A cardiac MRI technique that provides a spatially matched 3D fused volumetric image of myocardial scar and the coronary arteries can be helpful for patients undergoing cardiac resynchronization therapy (CRT) or coronary artery revascularization, according to a study in the September issue of the Journal of the American College of Cardiology: Cardiovascular Imaging.
James A. White, MD, and colleagues at the University of Western Ontario in Canada said that pre-procedural fused volumetric imaging of both myocardial scar and coronary vasculature may benefit pre-procedural planning and patient selection in populations referred for CRT, CABG or coronary angioplasty.
In bypass or angioplasty procedures, if surgeons see scar in a myocardial region corresponding with stenotic vessels, they will not proceed with the procedure because no benefit will be expected, according to White. Similarly, CRT pacemaker leads delivered to regions of scarred myocardium may prevent any benefit from this therapy.
The investigators performed 55 studies in patients referred for either CRT (42) or coronary artery revascularization (13). Coronary-enhanced and scar-enhanced imaging were performed on a 3T MRI scanner using the same cardiac-gated, 3D, free-breathing cardiac MR scanner during and 20 minutes following slow gadolinium infusion.
Combined 3D coronary and scar imaging was successful in 49 studies.

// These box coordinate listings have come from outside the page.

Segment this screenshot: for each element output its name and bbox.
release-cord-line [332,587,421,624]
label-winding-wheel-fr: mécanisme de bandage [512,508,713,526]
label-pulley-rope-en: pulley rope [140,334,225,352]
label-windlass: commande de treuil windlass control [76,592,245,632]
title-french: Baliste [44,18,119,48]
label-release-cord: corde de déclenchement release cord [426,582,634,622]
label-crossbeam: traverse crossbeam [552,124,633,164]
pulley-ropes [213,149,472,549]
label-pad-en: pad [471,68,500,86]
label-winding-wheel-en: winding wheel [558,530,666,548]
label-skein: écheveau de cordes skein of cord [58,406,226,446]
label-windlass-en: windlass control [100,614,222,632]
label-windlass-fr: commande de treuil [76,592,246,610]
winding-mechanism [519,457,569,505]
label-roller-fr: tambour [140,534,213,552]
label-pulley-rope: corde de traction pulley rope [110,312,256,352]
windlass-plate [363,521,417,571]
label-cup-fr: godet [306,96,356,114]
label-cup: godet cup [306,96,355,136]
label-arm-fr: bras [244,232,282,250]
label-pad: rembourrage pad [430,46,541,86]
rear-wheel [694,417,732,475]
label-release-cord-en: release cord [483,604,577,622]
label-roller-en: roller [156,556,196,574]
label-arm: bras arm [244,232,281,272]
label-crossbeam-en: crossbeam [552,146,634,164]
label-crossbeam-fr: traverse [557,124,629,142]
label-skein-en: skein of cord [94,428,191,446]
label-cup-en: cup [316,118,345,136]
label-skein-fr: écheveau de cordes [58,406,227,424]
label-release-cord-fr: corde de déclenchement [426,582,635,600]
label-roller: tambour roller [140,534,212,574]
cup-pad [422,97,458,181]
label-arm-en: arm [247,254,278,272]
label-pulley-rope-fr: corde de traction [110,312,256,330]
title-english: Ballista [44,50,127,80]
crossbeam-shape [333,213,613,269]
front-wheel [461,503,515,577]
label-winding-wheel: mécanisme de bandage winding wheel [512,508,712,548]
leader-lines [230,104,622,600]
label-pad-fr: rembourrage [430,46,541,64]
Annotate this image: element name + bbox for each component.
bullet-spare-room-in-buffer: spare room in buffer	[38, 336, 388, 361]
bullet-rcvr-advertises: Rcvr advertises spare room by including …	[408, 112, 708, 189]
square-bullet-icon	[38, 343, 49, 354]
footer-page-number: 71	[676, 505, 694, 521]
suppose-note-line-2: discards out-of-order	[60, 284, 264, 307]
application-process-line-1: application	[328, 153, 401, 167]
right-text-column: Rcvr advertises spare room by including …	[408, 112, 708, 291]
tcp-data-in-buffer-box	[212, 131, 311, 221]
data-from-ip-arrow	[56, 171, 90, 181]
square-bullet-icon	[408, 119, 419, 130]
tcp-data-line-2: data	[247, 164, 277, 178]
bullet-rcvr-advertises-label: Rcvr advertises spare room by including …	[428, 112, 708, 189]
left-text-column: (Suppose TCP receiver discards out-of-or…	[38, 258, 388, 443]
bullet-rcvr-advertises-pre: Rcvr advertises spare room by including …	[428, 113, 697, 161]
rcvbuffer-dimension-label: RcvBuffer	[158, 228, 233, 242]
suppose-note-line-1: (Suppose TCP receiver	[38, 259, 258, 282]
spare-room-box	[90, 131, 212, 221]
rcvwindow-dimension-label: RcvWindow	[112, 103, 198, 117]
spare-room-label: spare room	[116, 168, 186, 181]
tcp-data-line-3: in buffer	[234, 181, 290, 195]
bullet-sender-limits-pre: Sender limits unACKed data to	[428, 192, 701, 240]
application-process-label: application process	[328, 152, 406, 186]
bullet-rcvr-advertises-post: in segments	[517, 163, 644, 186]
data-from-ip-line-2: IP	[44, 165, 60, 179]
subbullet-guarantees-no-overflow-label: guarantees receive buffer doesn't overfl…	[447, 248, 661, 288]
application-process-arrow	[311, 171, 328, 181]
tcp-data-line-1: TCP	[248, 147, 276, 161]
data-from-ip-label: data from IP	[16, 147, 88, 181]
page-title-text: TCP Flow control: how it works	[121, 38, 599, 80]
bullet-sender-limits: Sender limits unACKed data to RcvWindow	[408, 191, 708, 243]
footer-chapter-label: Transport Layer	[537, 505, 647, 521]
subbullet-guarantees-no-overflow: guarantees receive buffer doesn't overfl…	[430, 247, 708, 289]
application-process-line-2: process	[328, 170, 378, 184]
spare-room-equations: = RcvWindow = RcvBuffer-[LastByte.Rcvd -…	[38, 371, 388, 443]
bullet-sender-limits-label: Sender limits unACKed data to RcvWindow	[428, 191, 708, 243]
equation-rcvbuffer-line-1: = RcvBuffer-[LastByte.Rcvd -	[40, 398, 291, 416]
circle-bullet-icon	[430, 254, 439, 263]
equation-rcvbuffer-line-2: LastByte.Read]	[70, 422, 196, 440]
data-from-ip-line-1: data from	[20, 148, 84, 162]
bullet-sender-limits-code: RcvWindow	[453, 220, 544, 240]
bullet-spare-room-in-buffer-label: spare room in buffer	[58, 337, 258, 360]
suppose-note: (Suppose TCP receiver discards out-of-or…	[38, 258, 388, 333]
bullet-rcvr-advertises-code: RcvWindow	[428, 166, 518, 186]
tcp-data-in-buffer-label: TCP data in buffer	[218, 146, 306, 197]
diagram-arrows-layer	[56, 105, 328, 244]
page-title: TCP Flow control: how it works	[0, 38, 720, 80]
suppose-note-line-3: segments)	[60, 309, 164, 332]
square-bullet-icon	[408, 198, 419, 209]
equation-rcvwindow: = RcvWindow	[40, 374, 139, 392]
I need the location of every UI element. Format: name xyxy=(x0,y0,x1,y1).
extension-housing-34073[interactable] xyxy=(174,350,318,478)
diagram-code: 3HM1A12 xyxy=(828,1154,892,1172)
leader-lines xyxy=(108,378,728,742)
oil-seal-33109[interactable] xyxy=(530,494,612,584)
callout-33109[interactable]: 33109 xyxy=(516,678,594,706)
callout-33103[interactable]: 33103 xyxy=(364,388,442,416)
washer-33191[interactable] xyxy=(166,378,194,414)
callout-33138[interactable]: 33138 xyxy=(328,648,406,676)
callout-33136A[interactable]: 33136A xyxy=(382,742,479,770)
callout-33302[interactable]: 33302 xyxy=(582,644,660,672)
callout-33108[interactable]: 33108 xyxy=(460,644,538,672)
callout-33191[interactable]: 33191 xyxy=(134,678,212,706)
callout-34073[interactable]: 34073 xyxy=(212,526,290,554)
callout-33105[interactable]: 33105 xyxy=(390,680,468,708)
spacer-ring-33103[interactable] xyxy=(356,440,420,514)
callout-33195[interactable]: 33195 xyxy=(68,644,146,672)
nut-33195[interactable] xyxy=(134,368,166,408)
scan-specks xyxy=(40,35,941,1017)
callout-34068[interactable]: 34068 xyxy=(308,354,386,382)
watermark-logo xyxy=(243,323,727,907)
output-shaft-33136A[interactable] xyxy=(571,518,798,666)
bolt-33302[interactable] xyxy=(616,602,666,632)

Researchers obtained a quality score of 2 (0 to 4) for 97 percent of proximal- and mid-coronary artery and vein segments.
White and colleagues suggested that coronary image quality might be improved through the use of 32-channel coil technology, "which has recently been shown to be beneficial for coronary imaging at 3T field strengths."
The mean quality score of 3D scar imaging was 2.8 and was scored as 2 in 86 percent of patients with myocardial scar. All patients with a scar quality score of 2 had successful image fusion.
"This study is the first to demonstrate the feasibility of matched, isotropic 3D imaging of coronary vasculature and myocardial scar using a single imaging modality," the authors said. "This suggests a potential of this technique to meaningfully assist in the planning of vascular-based therapies reliant upon regional myocardial scar for clinical success."
The presence of one or more vascular targets with underlying transmural scar was seen in 17 of the 36 patients with fused imaging. This group consisted of nine of 23 patients referred for CRT and eight of 13 patients referred for coronary artery revascularization.
Physician surveys demonstrated incremental clinical impact in 67 percent of these 36 patients. Procedures were canceled (clinical impact score of 4) owing to the results of imaging in six patients: two planned for CRT and four planned for coronary artery revascularization.
The mean impact score for therapeutic decision making was 2.8 and 3.1 in CRT and coronary artery revascularization patients, respectively.
"This is the first time we have been able to visualize myocardial scar and the heart's blood vessels at the same time," said White. "We are able to construct a three dimensional model of a person's heart to immediately understand the relationship between the heart's blood vessels and related permanent injury. This will help direct surgeons and cardiologists to better target the blood vessels that lead to muscle capable of responding to their therapy, rather than to muscle that is irreversibly diseased."